为确定哪些感觉神经传导研究(S-NCS)有助于检测锁骨上轴突丢失性臂丛神经病,我们从417例回顾病例中选取了53例,这些病例不存在复杂因素,且根据针电极检查结果,仅累及臂丛神经的单个“干”成分(上干、中干或下干)。广泛的S-NCS包括:正中神经,记录拇指(Med-D1)、示指(Med-D2)和中指(Med-D3);尺神经,记录小指(Uln-D5);尺背侧皮神经,记录手背(DUC);桡神经,记录拇指基部;以及前臂内侧皮神经和外侧皮神经(MABC、LABC),记录前臂。除正中感觉纤维外,上述S-NCS评估过程中感觉纤维所穿过的“束”成分在解剖学上是明确的(即感觉纤维仅从一个束进入臂丛神经)。然而,对于正中感觉纤维,有两条可能穿过锁骨下丛的途径:(1)外侧束和/或(2)内侧束。由于下干仅通过内侧束可及,任何被发现穿过下干的感觉纤维必定首先穿过内侧束。同样,那些穿过上干和中干的纤维必定首先是外侧束的组成部分。
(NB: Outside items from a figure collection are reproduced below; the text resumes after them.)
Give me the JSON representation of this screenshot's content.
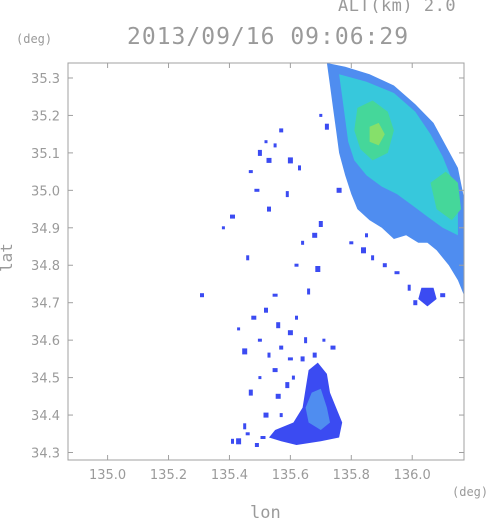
{
  "header": {
    "altitude_label": "ALT(km) 2.0",
    "timestamp": "2013/09/16 09:06:29"
  },
  "axes": {
    "lat_unit": "(deg)",
    "lon_unit": "(deg)",
    "ylabel": "lat",
    "xlabel": "lon",
    "x_ticks": [
      135.0,
      135.2,
      135.4,
      135.6,
      135.8,
      136.0
    ],
    "x_tick_labels": [
      "135.0",
      "135.2",
      "135.4",
      "135.6",
      "135.8",
      "136.0"
    ],
    "y_ticks": [
      34.3,
      34.4,
      34.5,
      34.6,
      34.7,
      34.8,
      34.9,
      35.0,
      35.1,
      35.2,
      35.3
    ],
    "y_tick_labels": [
      "34.3",
      "34.4",
      "34.5",
      "34.6",
      "34.7",
      "34.8",
      "34.9",
      "35.0",
      "35.1",
      "35.2",
      "35.3"
    ],
    "x_range": [
      134.87,
      136.17
    ],
    "y_range": [
      34.28,
      35.34
    ]
  },
  "colors": {
    "frame": "#a0a0a0",
    "text": "#9a9a9a",
    "low": "#3b4bf2",
    "mid": "#4f8df0",
    "midhigh": "#37c8dc",
    "high": "#45d79a",
    "peak": "#86e06a"
  },
  "echo_regions": [
    {
      "name": "northeast-arc",
      "level": "mid",
      "polygon": [
        [
          135.72,
          35.34
        ],
        [
          135.78,
          35.33
        ],
        [
          135.86,
          35.31
        ],
        [
          135.94,
          35.28
        ],
        [
          136.01,
          35.23
        ],
        [
          136.07,
          35.18
        ],
        [
          136.11,
          35.12
        ],
        [
          136.15,
          35.06
        ],
        [
          136.17,
          34.98
        ],
        [
          136.17,
          34.72
        ],
        [
          136.15,
          34.76
        ],
        [
          136.12,
          34.8
        ],
        [
          136.08,
          34.84
        ],
        [
          136.05,
          34.86
        ],
        [
          136.02,
          34.86
        ],
        [
          135.98,
          34.88
        ],
        [
          135.94,
          34.87
        ],
        [
          135.9,
          34.9
        ],
        [
          135.86,
          34.92
        ],
        [
          135.82,
          34.95
        ],
        [
          135.8,
          34.99
        ],
        [
          135.78,
          35.04
        ],
        [
          135.76,
          35.1
        ],
        [
          135.75,
          35.16
        ],
        [
          135.74,
          35.22
        ],
        [
          135.73,
          35.28
        ]
      ]
    },
    {
      "name": "northeast-core",
      "level": "midhigh",
      "polygon": [
        [
          135.76,
          35.31
        ],
        [
          135.85,
          35.29
        ],
        [
          135.94,
          35.26
        ],
        [
          136.01,
          35.21
        ],
        [
          136.06,
          35.15
        ],
        [
          136.1,
          35.09
        ],
        [
          136.13,
          35.03
        ],
        [
          136.15,
          34.97
        ],
        [
          136.15,
          34.88
        ],
        [
          136.1,
          34.9
        ],
        [
          136.05,
          34.93
        ],
        [
          136.0,
          34.96
        ],
        [
          135.95,
          34.99
        ],
        [
          135.9,
          35.01
        ],
        [
          135.85,
          35.04
        ],
        [
          135.81,
          35.08
        ],
        [
          135.79,
          35.13
        ],
        [
          135.78,
          35.19
        ],
        [
          135.77,
          35.25
        ]
      ]
    },
    {
      "name": "northeast-peak-1",
      "level": "high",
      "polygon": [
        [
          135.82,
          35.22
        ],
        [
          135.87,
          35.24
        ],
        [
          135.92,
          35.21
        ],
        [
          135.94,
          35.16
        ],
        [
          135.92,
          35.1
        ],
        [
          135.87,
          35.08
        ],
        [
          135.83,
          35.11
        ],
        [
          135.81,
          35.16
        ]
      ]
    },
    {
      "name": "northeast-peak-2",
      "level": "high",
      "polygon": [
        [
          136.06,
          35.02
        ],
        [
          136.11,
          35.05
        ],
        [
          136.15,
          35.02
        ],
        [
          136.16,
          34.95
        ],
        [
          136.13,
          34.92
        ],
        [
          136.08,
          34.95
        ]
      ]
    },
    {
      "name": "northeast-peak-center",
      "level": "peak",
      "polygon": [
        [
          135.86,
          35.17
        ],
        [
          135.89,
          35.18
        ],
        [
          135.91,
          35.15
        ],
        [
          135.89,
          35.12
        ],
        [
          135.86,
          35.13
        ]
      ]
    },
    {
      "name": "south-cell",
      "level": "low",
      "polygon": [
        [
          135.66,
          34.52
        ],
        [
          135.69,
          34.54
        ],
        [
          135.72,
          34.51
        ],
        [
          135.73,
          34.46
        ],
        [
          135.75,
          34.42
        ],
        [
          135.77,
          34.38
        ],
        [
          135.76,
          34.34
        ],
        [
          135.7,
          34.33
        ],
        [
          135.62,
          34.32
        ],
        [
          135.57,
          34.33
        ],
        [
          135.53,
          34.34
        ],
        [
          135.55,
          34.36
        ],
        [
          135.61,
          34.38
        ],
        [
          135.64,
          34.42
        ],
        [
          135.65,
          34.47
        ]
      ]
    },
    {
      "name": "south-cell-core",
      "level": "mid",
      "polygon": [
        [
          135.67,
          34.46
        ],
        [
          135.7,
          34.47
        ],
        [
          135.72,
          34.42
        ],
        [
          135.73,
          34.38
        ],
        [
          135.7,
          34.36
        ],
        [
          135.66,
          34.38
        ],
        [
          135.65,
          34.42
        ]
      ]
    },
    {
      "name": "east-small-cell",
      "level": "low",
      "polygon": [
        [
          136.03,
          34.74
        ],
        [
          136.07,
          34.74
        ],
        [
          136.08,
          34.71
        ],
        [
          136.05,
          34.69
        ],
        [
          136.02,
          34.71
        ]
      ]
    }
  ],
  "echo_specks": [
    [
      135.52,
      35.13
    ],
    [
      135.5,
      35.1
    ],
    [
      135.53,
      35.08
    ],
    [
      135.55,
      35.12
    ],
    [
      135.47,
      35.05
    ],
    [
      135.6,
      35.08
    ],
    [
      135.63,
      35.06
    ],
    [
      135.57,
      35.16
    ],
    [
      135.49,
      35.0
    ],
    [
      135.59,
      34.99
    ],
    [
      135.53,
      34.95
    ],
    [
      135.41,
      34.93
    ],
    [
      135.38,
      34.9
    ],
    [
      135.7,
      34.91
    ],
    [
      135.68,
      34.88
    ],
    [
      135.64,
      34.86
    ],
    [
      135.62,
      34.8
    ],
    [
      135.69,
      34.79
    ],
    [
      135.46,
      34.82
    ],
    [
      135.31,
      34.72
    ],
    [
      135.55,
      34.72
    ],
    [
      135.66,
      34.73
    ],
    [
      135.52,
      34.68
    ],
    [
      135.48,
      34.66
    ],
    [
      135.43,
      34.63
    ],
    [
      135.56,
      34.64
    ],
    [
      135.6,
      34.62
    ],
    [
      135.62,
      34.66
    ],
    [
      135.5,
      34.6
    ],
    [
      135.45,
      34.57
    ],
    [
      135.53,
      34.56
    ],
    [
      135.57,
      34.58
    ],
    [
      135.6,
      34.55
    ],
    [
      135.65,
      34.6
    ],
    [
      135.64,
      34.55
    ],
    [
      135.55,
      34.52
    ],
    [
      135.5,
      34.5
    ],
    [
      135.59,
      34.48
    ],
    [
      135.56,
      34.45
    ],
    [
      135.61,
      34.5
    ],
    [
      135.8,
      34.86
    ],
    [
      135.84,
      34.84
    ],
    [
      135.87,
      34.82
    ],
    [
      135.91,
      34.8
    ],
    [
      135.95,
      34.78
    ],
    [
      135.99,
      34.74
    ],
    [
      136.01,
      34.7
    ],
    [
      136.1,
      34.72
    ],
    [
      135.7,
      35.2
    ],
    [
      135.72,
      35.17
    ],
    [
      135.76,
      35.0
    ],
    [
      135.85,
      34.88
    ],
    [
      135.46,
      34.35
    ],
    [
      135.43,
      34.33
    ],
    [
      135.41,
      34.33
    ],
    [
      135.49,
      34.32
    ],
    [
      135.51,
      34.34
    ],
    [
      135.45,
      34.37
    ],
    [
      135.68,
      34.56
    ],
    [
      135.74,
      34.58
    ],
    [
      135.71,
      34.6
    ],
    [
      135.47,
      34.46
    ],
    [
      135.52,
      34.4
    ],
    [
      135.57,
      34.4
    ]
  ]
}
对于给定的臂丛神经成分损伤,各种S-NCS反应异常(无法引出、低于实验室正常值或≤对侧反应的50%)的频率如下:(1)上干(UT):26例Med-D1中有25例、26例LABC中有25例、26例桡神经中有15例、26例Med-D2中有5例、26例Med-D3中有2例;(2)中干(MT):1例Med-D3中有1例;(3)下干(LT):26例Uln-D5中有25例、23例DUC中有22例、17例MABC中有11例、23例Med-D3中有3例。在下干臂丛神经病中,“常规”(Uln-D5)和“非常规”(DUC;MABC)S-NCS均异常。相比之下,在上干臂丛神经病中,只有“非常规”S-NCS(Med-D1;LABC)持续受到影响。在检测上干轴突丢失性臂丛神经病时,记录示指的“常规”正中S-NCS(Med-D2)远不如记录拇指的正中S-NCS(Med-D1)可靠。此外,有助于各个S-NCS反应的纤维所穿过的各种途径是可以预测的,这在探寻臂丛神经损伤的全貌时是一个重要要点。